Every day for the past three weeks, Maha Souilem, a 38-year-old nurse, mingled with residents and rescue workers searching the sandy embankments in the courtyard of Al-Shifa Hospital, in the heart of Gaza City, and the surrounding ruins. The torn silhouette of the main building, blasted and charred, stood out against the azure spring sky. Maha was looking for her husband.
After 14 days of siege, the Israeli army withdrew from the area on April 1, leaving behind a landscape of devastation and the acrid smell of decomposing bodies. Palestinians were still exhuming corpses: The civil defense told NPR radio station that it has found 381 in and around Al-Shifa. According to rescue workers, some 160 bodies were still under the rubble of the buildings.
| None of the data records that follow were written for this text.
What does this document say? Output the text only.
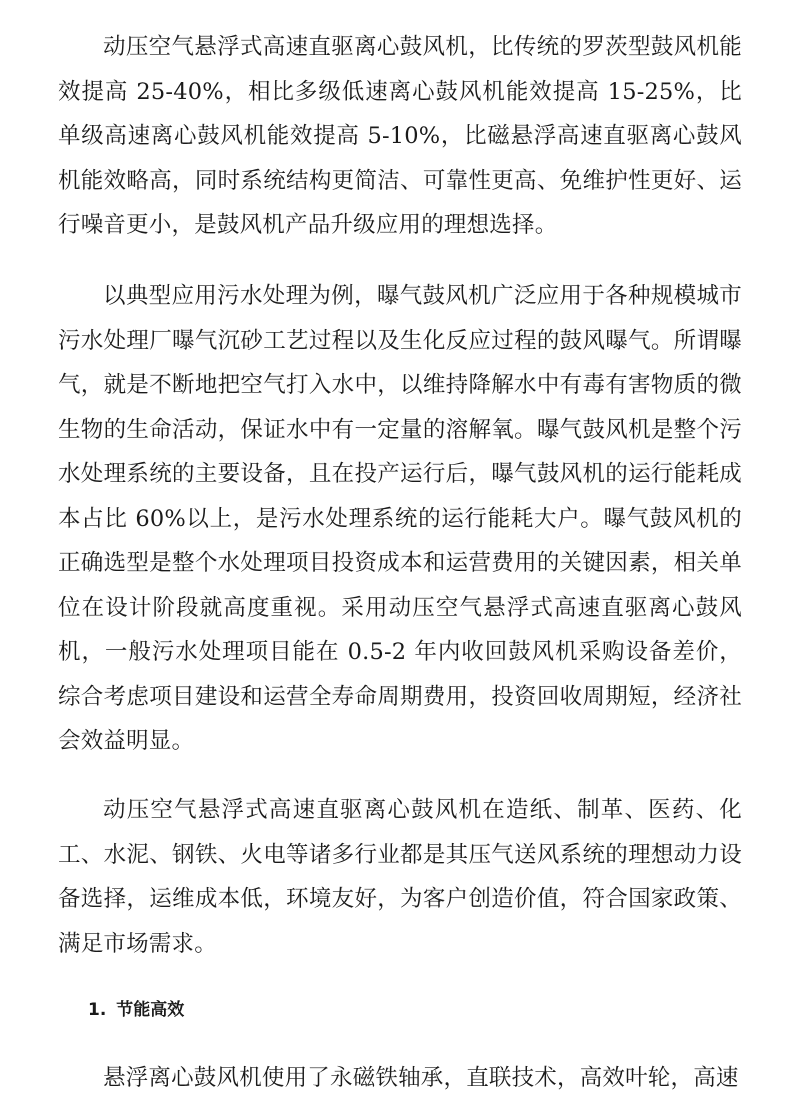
动压空气悬浮式高速直驱离心鼓风机，比传统的罗茨型鼓风机能效提高 25-40%，相比多级低速离心鼓风机能效提高 15-25%，比单级高速离心鼓风机能效提高 5-10%，比磁悬浮高速直驱离心鼓风机能效略高，同时系统结构更简洁、可靠性更高、免维护性更好、运行噪音更小，是鼓风机产品升级应用的理想选择。

以典型应用污水处理为例，曝气鼓风机广泛应用于各种规模城市污水处理厂曝气沉砂工艺过程以及生化反应过程的鼓风曝气。所谓曝气，就是不断地把空气打入水中，以维持降解水中有毒有害物质的微生物的生命活动，保证水中有一定量的溶解氧。曝气鼓风机是整个污水处理系统的主要设备，且在投产运行后，曝气鼓风机的运行能耗成本占比 60%以上，是污水处理系统的运行能耗大户。曝气鼓风机的正确选型是整个水处理项目投资成本和运营费用的关键因素，相关单位在设计阶段就高度重视。采用动压空气悬浮式高速直驱离心鼓风机，一般污水处理项目能在 0.5-2 年内收回鼓风机采购设备差价，综合考虑项目建设和运营全寿命周期费用，投资回收周期短，经济社会效益明显。

动压空气悬浮式高速直驱离心鼓风机在造纸、制革、医药、化工、水泥、钢铁、火电等诸多行业都是其压气送风系统的理想动力设备选择，运维成本低，环境友好，为客户创造价值，符合国家政策、满足市场需求。

1. 节能高效

悬浮离心鼓风机使用了永磁铁轴承，直联技术，高效叶轮，高速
According to Hamas, around 1,000 buildings have been burnt or damaged in the surrounding area, an assessment echoed by the UN Office for the Coordination of Humanitarian Affairs (OCHA). The assault on the hospital is the largest operation carried out by the Israeli army in the enclave since the beginning of the war triggered by the Hamas attack on Israel on October 7, 2023. Al-Shifa, which means "healing" in Arabic, has become a place of death. The Gaza Strip's largest hospital is now totally destroyed. From a distance and onsite with the help of a collaborator, Le Monde gathered testimonies from Palestinians who lived through the assault. The international press was still being denied access to the enclave by the Israeli authorities.
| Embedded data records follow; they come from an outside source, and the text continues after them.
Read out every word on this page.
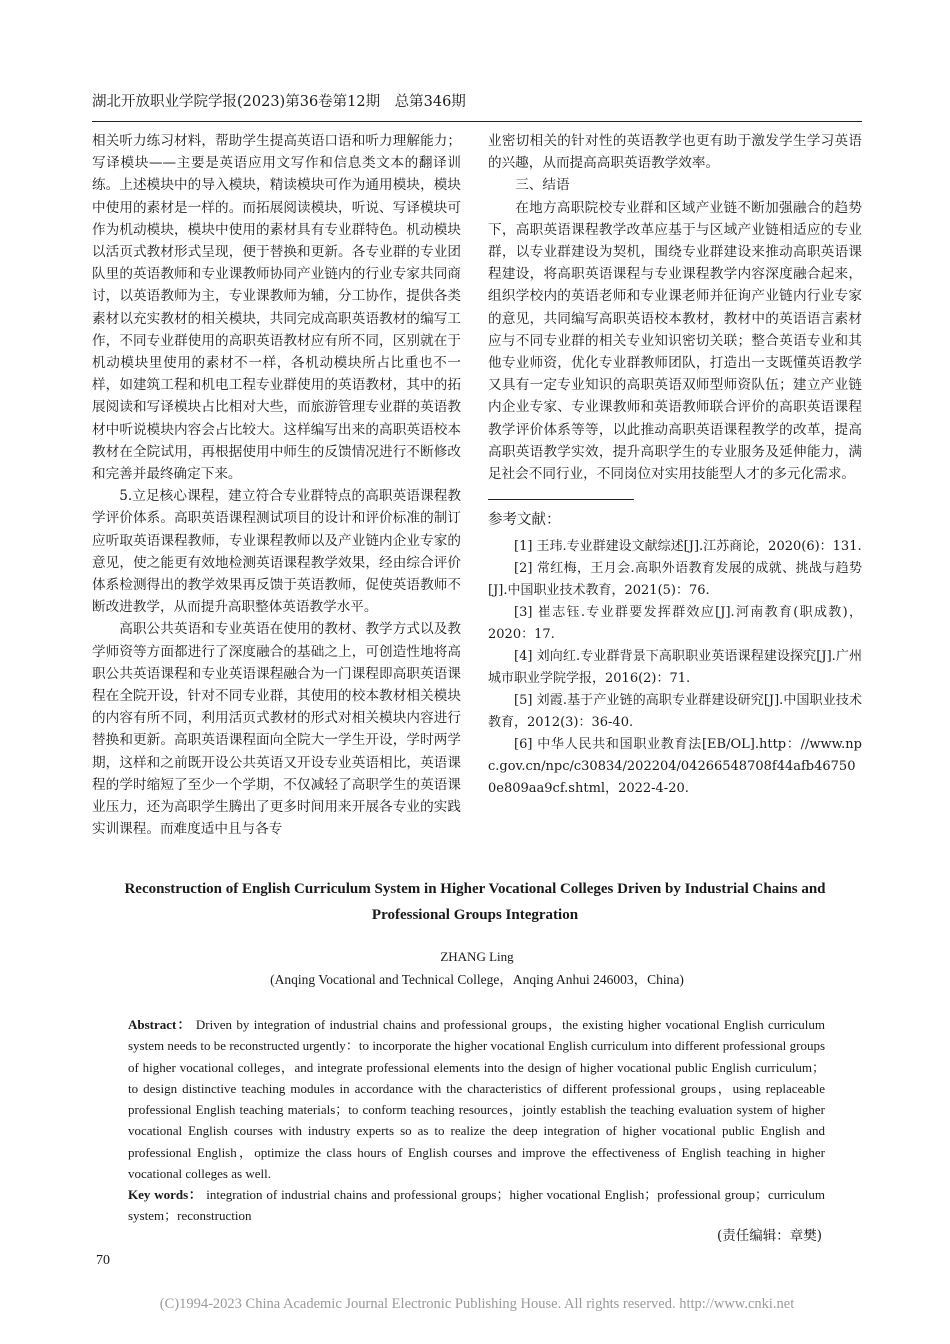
湖北开放职业学院学报(2023)第36卷第12期　总第346期

相关听力练习材料，帮助学生提高英语口语和听力理解能力；写译模块——主要是英语应用文写作和信息类文本的翻译训练。上述模块中的导入模块，精读模块可作为通用模块，模块中使用的素材是一样的。而拓展阅读模块，听说、写译模块可作为机动模块，模块中使用的素材具有专业群特色。机动模块以活页式教材形式呈现，便于替换和更新。各专业群的专业团队里的英语教师和专业课教师协同产业链内的行业专家共同商讨，以英语教师为主，专业课教师为辅，分工协作，提供各类素材以充实教材的相关模块，共同完成高职英语教材的编写工作，不同专业群使用的高职英语教材应有所不同，区别就在于机动模块里使用的素材不一样，各机动模块所占比重也不一样，如建筑工程和机电工程专业群使用的英语教材，其中的拓展阅读和写译模块占比相对大些，而旅游管理专业群的英语教材中听说模块内容会占比较大。这样编写出来的高职英语校本教材在全院试用，再根据使用中师生的反馈情况进行不断修改和完善并最终确定下来。

5.立足核心课程，建立符合专业群特点的高职英语课程教学评价体系。高职英语课程测试项目的设计和评价标准的制订应听取英语课程教师，专业课程教师以及产业链内企业专家的意见，使之能更有效地检测英语课程教学效果，经由综合评价体系检测得出的教学效果再反馈于英语教师，促使英语教师不断改进教学，从而提升高职整体英语教学水平。

高职公共英语和专业英语在使用的教材、教学方式以及教学师资等方面都进行了深度融合的基础之上，可创造性地将高职公共英语课程和专业英语课程融合为一门课程即高职英语课程在全院开设，针对不同专业群，其使用的校本教材相关模块的内容有所不同，利用活页式教材的形式对相关模块内容进行替换和更新。高职英语课程面向全院大一学生开设，学时两学期，这样和之前既开设公共英语又开设专业英语相比，英语课程的学时缩短了至少一个学期，不仅减轻了高职学生的英语课业压力，还为高职学生腾出了更多时间用来开展各专业的实践实训课程。而难度适中且与各专

业密切相关的针对性的英语教学也更有助于激发学生学习英语的兴趣，从而提高高职英语教学效率。

三、结语

在地方高职院校专业群和区域产业链不断加强融合的趋势下，高职英语课程教学改革应基于与区域产业链相适应的专业群，以专业群建设为契机，围绕专业群建设来推动高职英语课程建设，将高职英语课程与专业课程教学内容深度融合起来，组织学校内的英语老师和专业课老师并征询产业链内行业专家的意见，共同编写高职英语校本教材，教材中的英语语言素材应与不同专业群的相关专业知识密切关联；整合英语专业和其他专业师资，优化专业群教师团队，打造出一支既懂英语教学又具有一定专业知识的高职英语双师型师资队伍；建立产业链内企业专家、专业课教师和英语教师联合评价的高职英语课程教学评价体系等等，以此推动高职英语课程教学的改革，提高高职英语教学实效，提升高职学生的专业服务及延伸能力，满足社会不同行业，不同岗位对实用技能型人才的多元化需求。

参考文献：

[1] 王玮.专业群建设文献综述[J].江苏商论，2020(6)：131.

[2] 常红梅，王月会.高职外语教育发展的成就、挑战与趋势[J].中国职业技术教育，2021(5)：76.

[3] 崔志钰.专业群要发挥群效应[J].河南教育(职成教)，2020：17.

[4] 刘向红.专业群背景下高职职业英语课程建设探究[J].广州城市职业学院学报，2016(2)：71.

[5] 刘霞.基于产业链的高职专业群建设研究[J].中国职业技术教育，2012(3)：36-40.

[6] 中华人民共和国职业教育法[EB/OL].http：//www.npc.gov.cn/npc/c30834/202204/04266548708f44afb467500e809aa9cf.shtml，2022-4-20.

Reconstruction of English Curriculum System in Higher Vocational Colleges Driven by Industrial Chains and Professional Groups Integration
ZHANG Ling
(Anqing Vocational and Technical College，Anqing Anhui 246003，China)
Abstract： Driven by integration of industrial chains and professional groups，the existing higher vocational English curriculum system needs to be reconstructed urgently：to incorporate the higher vocational English curriculum into different professional groups of higher vocational colleges，and integrate professional elements into the design of higher vocational public English curriculum；to design distinctive teaching modules in accordance with the characteristics of different professional groups，using replaceable professional English teaching materials；to conform teaching resources，jointly establish the teaching evaluation system of higher vocational English courses with industry experts so as to realize the deep integration of higher vocational public English and professional English，optimize the class hours of English courses and improve the effectiveness of English teaching in higher vocational colleges as well.
Key words： integration of industrial chains and professional groups；higher vocational English；professional group；curriculum system；reconstruction
(责任编辑：章樊)
70
(C)1994-2023 China Academic Journal Electronic Publishing House. All rights reserved. http://www.cnki.net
In the courtyard, two mass graves were discovered – 30 bodies in all, some in an advanced state of decomposition. Only 12 have been identified; relatives recognized a shoe here, a shred of clothing there. Last week, one of Maha's colleagues, who thought her son had been arrested, eventually found him among the bodies. "I was stunned," said the nurse. Since their home had been bombed, she had been living with her husband, an ambulance driver, and their two daughters, aged 2 and 6, in Al-Shifa Hospital. The couple forgot themselves in their work. They were "serving [their] people 24 hours a day."
On March 18, the Israeli attack took them by surprise, in the middle of the night. The hospital began to resound with "gunshots and explosions of unheard-of intensity." "They blew up the room next to us," said Maha. A loudspeaker announced the siege of the building. "Everyone must surrender. No one leaves, the gates are closed," said a faceless voice. Patients, doctors and displaced people bumped into each other in the rush. Those who approached the windows were shot at.